Soon the gigs were getting bigger and the usual faces would start turning up to gigs and this 60's Mod style following started to flourish and was even emulated with the fan favourite chant "We are the kids, we are the kids, we are we are - we are the kids". And although I wasn't alive during that time I imagine it's how fans of people like the Who and the Small faces reacted.

"It's been really good our fan base has been building up for like 3 years now but it's been a build up from all these good things; Paul Weller, Leeds. the Myspace as been good, but you've gotta come and see us live as we are a live band and that's where you see the real Children man."

He's right; live the Children command the stage and their instruments as well as they do on record. Stage invasions and crowd surfing during their support sets is a regular occurrence, but something I've never seen for a support act. As are unprecedented boo's after they leave the stage and a mass exodus of people leaving all before the main act waits to come on.

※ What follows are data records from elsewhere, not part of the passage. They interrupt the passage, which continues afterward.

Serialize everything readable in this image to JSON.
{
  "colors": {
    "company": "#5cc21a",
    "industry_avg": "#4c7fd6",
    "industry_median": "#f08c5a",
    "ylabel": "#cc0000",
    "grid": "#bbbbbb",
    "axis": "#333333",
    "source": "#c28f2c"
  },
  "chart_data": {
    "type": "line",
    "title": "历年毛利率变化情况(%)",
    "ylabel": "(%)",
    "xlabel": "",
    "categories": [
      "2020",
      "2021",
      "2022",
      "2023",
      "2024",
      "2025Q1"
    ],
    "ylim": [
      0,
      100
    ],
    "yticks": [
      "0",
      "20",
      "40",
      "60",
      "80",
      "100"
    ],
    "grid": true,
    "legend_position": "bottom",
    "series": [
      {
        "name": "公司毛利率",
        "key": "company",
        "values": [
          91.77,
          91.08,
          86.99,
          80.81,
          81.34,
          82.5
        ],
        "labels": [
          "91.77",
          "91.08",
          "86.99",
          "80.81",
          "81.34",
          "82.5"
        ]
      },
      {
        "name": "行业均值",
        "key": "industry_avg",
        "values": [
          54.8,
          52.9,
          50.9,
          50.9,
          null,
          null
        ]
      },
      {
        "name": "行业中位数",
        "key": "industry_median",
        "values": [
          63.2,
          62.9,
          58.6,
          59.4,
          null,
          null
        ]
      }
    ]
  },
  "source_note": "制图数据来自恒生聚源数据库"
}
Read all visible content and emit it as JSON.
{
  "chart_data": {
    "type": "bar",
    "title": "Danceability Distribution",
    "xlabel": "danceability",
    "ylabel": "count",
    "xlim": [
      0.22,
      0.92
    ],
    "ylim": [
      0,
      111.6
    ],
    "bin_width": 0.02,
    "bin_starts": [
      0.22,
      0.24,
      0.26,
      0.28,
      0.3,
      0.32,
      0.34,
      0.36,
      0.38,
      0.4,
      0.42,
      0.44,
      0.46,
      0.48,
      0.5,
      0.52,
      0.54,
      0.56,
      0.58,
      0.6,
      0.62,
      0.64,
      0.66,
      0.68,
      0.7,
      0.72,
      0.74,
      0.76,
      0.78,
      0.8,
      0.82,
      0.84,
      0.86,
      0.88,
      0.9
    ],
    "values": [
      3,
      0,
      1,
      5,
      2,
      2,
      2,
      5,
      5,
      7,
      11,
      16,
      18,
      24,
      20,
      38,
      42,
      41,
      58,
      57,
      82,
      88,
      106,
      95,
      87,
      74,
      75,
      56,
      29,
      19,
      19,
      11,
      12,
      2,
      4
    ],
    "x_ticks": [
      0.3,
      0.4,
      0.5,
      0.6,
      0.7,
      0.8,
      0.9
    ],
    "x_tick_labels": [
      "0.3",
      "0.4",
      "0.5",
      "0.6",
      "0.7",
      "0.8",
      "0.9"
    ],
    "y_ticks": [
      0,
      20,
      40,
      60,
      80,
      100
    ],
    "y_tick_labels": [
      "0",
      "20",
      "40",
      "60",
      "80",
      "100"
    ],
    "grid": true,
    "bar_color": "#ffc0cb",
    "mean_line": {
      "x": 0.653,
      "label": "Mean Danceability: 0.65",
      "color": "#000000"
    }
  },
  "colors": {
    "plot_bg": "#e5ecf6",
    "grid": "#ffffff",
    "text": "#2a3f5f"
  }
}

The band live have got this Manchester swagger which isn't arrogant but is just more confidence in what they're doing and how they're playing which is very refreshing to see from an unsigned band. It's not like they're trying to copy anyone musically or play up their Mancunian roots.

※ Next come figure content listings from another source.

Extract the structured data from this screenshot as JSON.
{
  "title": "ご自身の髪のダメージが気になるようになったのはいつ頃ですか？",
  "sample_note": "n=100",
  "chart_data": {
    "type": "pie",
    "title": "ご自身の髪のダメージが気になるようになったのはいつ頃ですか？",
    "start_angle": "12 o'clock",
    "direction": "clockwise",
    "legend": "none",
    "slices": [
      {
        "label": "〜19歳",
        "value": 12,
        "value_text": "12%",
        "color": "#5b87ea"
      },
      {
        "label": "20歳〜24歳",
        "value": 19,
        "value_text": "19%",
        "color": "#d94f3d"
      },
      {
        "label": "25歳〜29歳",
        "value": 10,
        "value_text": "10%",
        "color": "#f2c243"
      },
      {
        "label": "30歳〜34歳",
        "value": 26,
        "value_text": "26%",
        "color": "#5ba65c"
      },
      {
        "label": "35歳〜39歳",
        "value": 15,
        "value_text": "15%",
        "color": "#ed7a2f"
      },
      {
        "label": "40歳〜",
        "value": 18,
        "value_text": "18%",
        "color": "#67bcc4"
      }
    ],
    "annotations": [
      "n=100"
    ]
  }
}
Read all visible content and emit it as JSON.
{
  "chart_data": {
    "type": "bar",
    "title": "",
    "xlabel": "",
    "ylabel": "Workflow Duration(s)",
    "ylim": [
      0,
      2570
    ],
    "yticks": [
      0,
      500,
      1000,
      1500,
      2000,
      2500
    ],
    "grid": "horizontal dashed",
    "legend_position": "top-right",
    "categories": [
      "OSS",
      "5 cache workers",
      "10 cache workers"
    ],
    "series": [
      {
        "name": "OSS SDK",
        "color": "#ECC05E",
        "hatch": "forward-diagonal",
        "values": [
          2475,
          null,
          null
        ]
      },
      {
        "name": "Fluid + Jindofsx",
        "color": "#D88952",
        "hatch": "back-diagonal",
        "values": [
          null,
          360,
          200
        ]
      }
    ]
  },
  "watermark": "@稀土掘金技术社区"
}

"We've never gone - let's be like this with our music, we just do it out of fun and it's great to do it naturally."

They may be eating pizza that they've found now but they're definitely not using too much that they've found musically, they're consciously crafted their own place in the market and not tried to echo what's already been done in Manchester.

"We always get asked - Who are you like? And I think the best answer is to say We're not like these.but our influences are. and we're interested by anything that's good; anything from the 60's, the 70's, 80's, 90's and up until now."

Not feeling oppressed by the shadow that's been cast by the Manchester sound or by the current popular sound they've made their own echo and are playing with the attitude of - This is us and this is what we do. But one thing that's worth mentioning is this unquenchable thirst for progression and success but above all else just enjoying what they do.

"We're just proper enjoying ourselves, I'm not saying we wouldn't like to get signed but we just enjoy doing what we're doing and people enjoying our music."